The Green Knight: A Tale on Chivalry

The feel-good Christmas movie of the year!

What’s It About?

The Green Knight is a medieval fantasy centered on Gawain, the nephew of King Arthur, but unlike his uncle, Gawain has “no story to tell” and has achieved nothing remarkable in his life when compared to Arthur and his knights. However, opportunity comes a-knockin’ on Christmas Day when the Green Knight visits Arthur’s court to challenge one of his knights to a game: should the victor wound the Green Knight, the victor must seek the Green Knight out after one whole year to receive the same wound inflicted on him. Gawain, in a moment of reckless impulse, accepts the challenge and decapitates the Knight. Gawain ultimately takes an “L” because the Green Knight rises up, takes his head, and rides away. Now, Gawain must choose to meet his destiny or run away from it.

Oh, That Sounds Interesting! Is There A Lot of Action?!

Not quite. The most excitement you’ll get is during the first act, but after that, it cruises for the rest of its runtime. The first act is definitely going to be the strongest part for most audiences because it’s a traditional Hero’s Journey setup that effectively sets up the hero’s wants and needs as well as the inciting incident between Gawain and the Green Knight. The real challenge for most audiences will be the rest of the film because it’s deliberately paced, introspective, and full of symbolism. What keeps it from being frustratingly obscure is director David Lowery’s ability to effectively show and not tell. While some things are open to the viewer’s interpretation, the running themes of The Green Knight are pretty straightforward because Lowery lays out enough breadcrumbs to help guide you along.

Who’s In It?

You’ve got Dev Patel who’s perfectly cast as Gawain. One of the themes of the film is appearance over substance and while the character of Gawain has the appearance of a warrior, he’s nothing more than a selfish boy trying to prove himself a man. Dev Patel is able to balance that dichotomy because while he has the look and posture of a knight, Patel still has a youthful appearance underneath the facial hair he sports. The only other Dev Patel movie I’ve ever seen was Lion so I’m not sure how The Green Knight compares to his other performances, but the performance he gives is very moving and it’s a believable journey he takes us on. Most of the other supporting characters are just props for the film’s overall message, but Alicia Vikander is equally great in this film.

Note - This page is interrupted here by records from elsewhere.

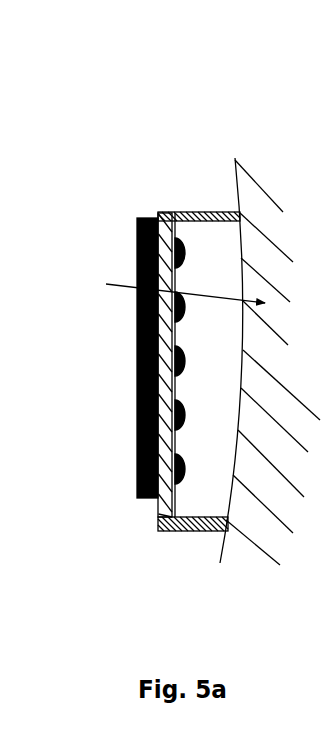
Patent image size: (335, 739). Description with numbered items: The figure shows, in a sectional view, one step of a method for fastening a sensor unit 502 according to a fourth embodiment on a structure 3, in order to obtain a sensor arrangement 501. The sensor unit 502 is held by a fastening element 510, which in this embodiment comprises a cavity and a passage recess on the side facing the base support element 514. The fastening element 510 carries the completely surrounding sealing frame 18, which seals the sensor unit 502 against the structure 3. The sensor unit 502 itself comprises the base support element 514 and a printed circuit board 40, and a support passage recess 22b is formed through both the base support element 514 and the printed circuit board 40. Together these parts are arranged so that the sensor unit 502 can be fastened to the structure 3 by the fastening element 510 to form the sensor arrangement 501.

The sensor arrangement 501 is at (140, 143).
The sensor unit 502 is at (224, 208).
The structure 3 is at (175, 278).
The base support element 514 is at (137, 403).
The printed circuit board 40 is at (167, 453).
The support passage recess 22b is at (164, 512).
The sealing frame 18 is at (200, 527).
The fastening element 510 is at (197, 563).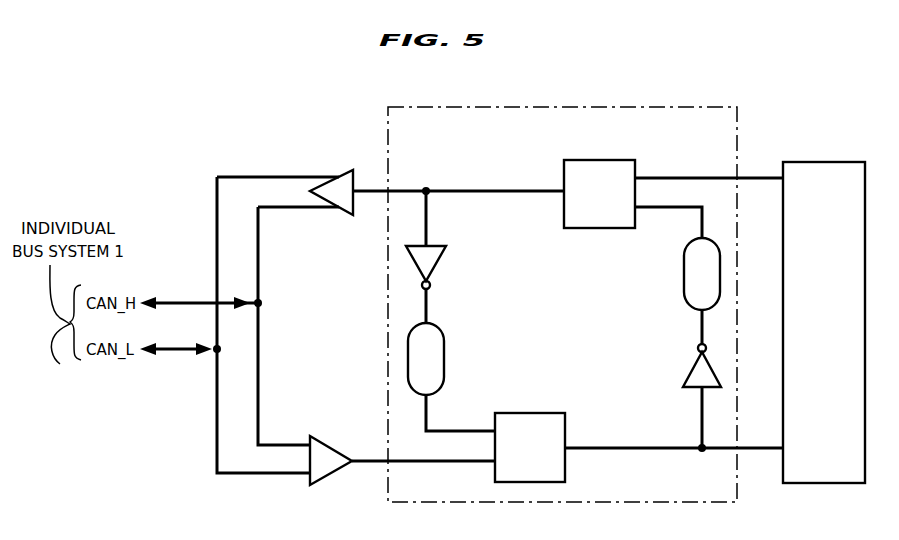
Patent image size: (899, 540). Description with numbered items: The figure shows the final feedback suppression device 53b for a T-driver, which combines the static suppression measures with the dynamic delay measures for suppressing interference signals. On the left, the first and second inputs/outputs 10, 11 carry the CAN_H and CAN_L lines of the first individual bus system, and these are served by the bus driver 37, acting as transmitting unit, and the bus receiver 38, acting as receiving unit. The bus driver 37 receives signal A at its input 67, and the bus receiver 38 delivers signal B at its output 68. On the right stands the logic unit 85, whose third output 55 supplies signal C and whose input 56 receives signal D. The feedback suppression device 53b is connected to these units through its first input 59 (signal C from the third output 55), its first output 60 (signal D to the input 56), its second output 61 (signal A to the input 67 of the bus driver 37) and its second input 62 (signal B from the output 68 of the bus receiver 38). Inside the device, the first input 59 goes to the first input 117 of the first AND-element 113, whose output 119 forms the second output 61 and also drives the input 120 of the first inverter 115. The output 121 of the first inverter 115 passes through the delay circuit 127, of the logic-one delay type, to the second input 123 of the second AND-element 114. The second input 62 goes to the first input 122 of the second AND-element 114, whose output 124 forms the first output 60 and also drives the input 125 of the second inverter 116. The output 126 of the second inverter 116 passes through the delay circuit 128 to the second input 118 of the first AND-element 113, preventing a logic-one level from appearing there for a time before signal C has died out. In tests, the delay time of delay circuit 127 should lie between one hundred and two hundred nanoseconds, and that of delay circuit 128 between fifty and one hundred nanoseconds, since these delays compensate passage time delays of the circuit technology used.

The first input/output 10 is at (216, 298).
The second input/output 11 is at (212, 355).
The bus driver 37 is at (346, 171).
The bus receiver 38 is at (333, 455).
The final feedback suppression device 1 53b is at (624, 108).
The third output of logic unit 55 is at (783, 177).
The input of logic unit 56 is at (779, 452).
The first input 59 is at (738, 177).
The first output 60 is at (737, 456).
The second output 61 is at (388, 190).
The second input 62 is at (390, 463).
The input of bus driver 67 is at (356, 184).
The output of bus receiver 68 is at (352, 459).
The logic unit 85 is at (823, 168).
The first AND-element 113 is at (590, 230).
The second AND-element 114 is at (531, 412).
The first inverter 115 is at (432, 262).
The second inverter 116 is at (695, 377).
The first input of first AND-element 117 is at (638, 178).
The second input of first AND-element 118 is at (638, 205).
The output of first AND-element 119 is at (563, 181).
The input of first inverter 120 is at (432, 247).
The output of first inverter 121 is at (432, 288).
The first input of second AND-element 122 is at (493, 460).
The second input of second AND-element 123 is at (494, 431).
The output of second AND-element 124 is at (567, 442).
The input of second inverter 125 is at (697, 392).
The output of second inverter 126 is at (698, 343).
The delay circuit 127 is at (442, 342).
The delay circuit 128 is at (684, 268).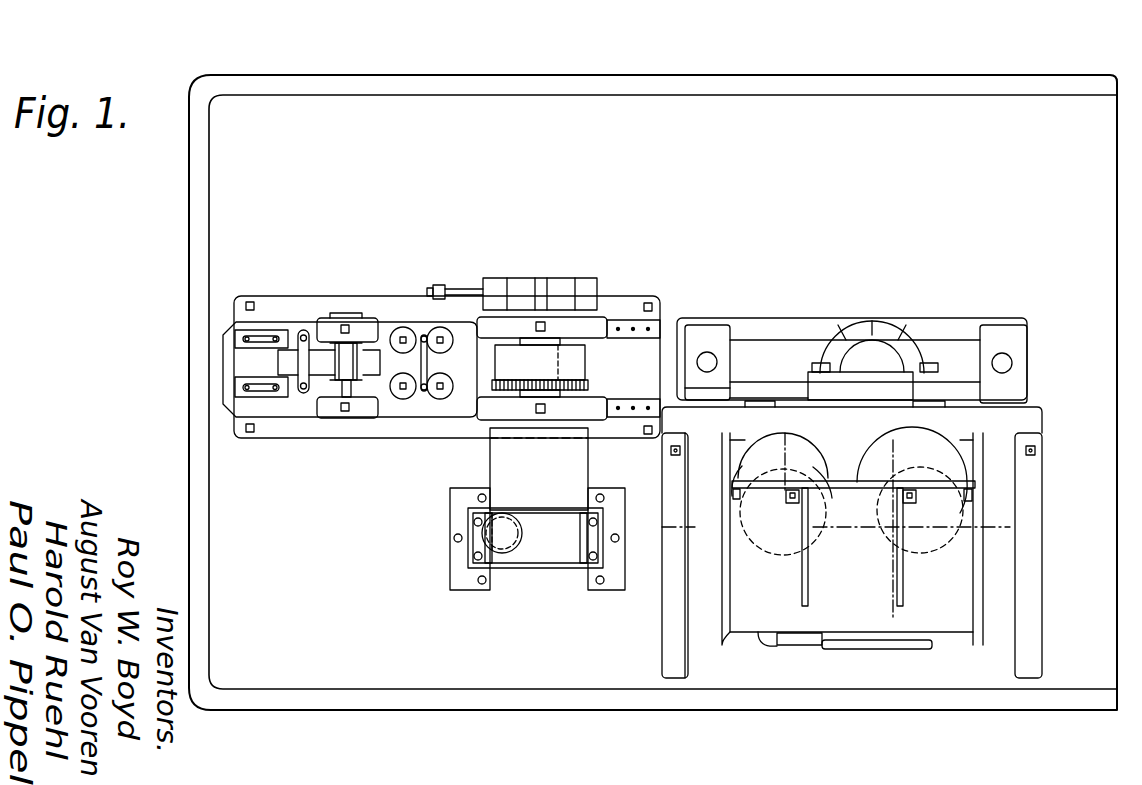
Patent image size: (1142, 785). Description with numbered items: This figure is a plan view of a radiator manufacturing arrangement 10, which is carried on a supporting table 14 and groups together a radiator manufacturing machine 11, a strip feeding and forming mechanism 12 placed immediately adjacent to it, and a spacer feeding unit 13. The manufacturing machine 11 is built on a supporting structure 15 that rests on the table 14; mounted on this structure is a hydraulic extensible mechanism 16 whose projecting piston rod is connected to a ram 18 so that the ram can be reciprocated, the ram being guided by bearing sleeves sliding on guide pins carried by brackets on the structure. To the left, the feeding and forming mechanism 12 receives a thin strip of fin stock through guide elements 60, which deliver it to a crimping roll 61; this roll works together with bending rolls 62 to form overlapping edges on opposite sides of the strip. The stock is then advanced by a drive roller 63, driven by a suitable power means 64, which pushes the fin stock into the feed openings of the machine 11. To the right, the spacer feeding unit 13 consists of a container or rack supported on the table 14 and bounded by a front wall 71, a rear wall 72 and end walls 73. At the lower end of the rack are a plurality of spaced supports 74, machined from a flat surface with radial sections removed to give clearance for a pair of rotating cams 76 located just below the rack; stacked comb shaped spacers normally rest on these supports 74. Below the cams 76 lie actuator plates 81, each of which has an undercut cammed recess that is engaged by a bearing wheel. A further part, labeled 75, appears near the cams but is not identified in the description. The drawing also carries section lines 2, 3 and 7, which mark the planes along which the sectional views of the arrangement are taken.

Perhaps there’s a bit of a bias because I have a giant crush on her, but it’s been awhile since I’ve seen her give a solid performance. She plays two different characters: Essel, a commoner who is also Gawain’s lover, and she plays the Lady, wife to the Lord and Gawain’s seductress. Much like Ava in Ex Machina, Vikander expertly straddles the line between sweet and innocent and sexy and seductive. It was a genuine surprise to see her in The Green Knight and she also gets to deliver a mesmerizing monologue.

So, Did You Like It?

I didn’t like it…I LOVED it! It’s most definitely not for everyone, so if you were expecting a fantasy epic akin to The Lord of the Rings, then you might want to skip this one, but I’d advise against that because much like Gawain’s journey, the film is a challenging but ultimately rewarding experience. The Green Knight’s deliberate pacing and art house sensibilities can be intimidating at first, but David Lowery’s skills as a director did just enough to keep me invested without totally sacrificing his vision for broader audience appeal, but I had to meet the director halfway and put in the work. The Green Knight isn’t a tale of sweeping battles or grandiose spectacle, but a tale chivalry and how greatness is forged through the decisions we make. The character of Gawain is an unnerving one because of how relatable I found him to be. That being said, amidst the existential dread I felt, the film also left me with a sense of hope that honor is forged through my own volition.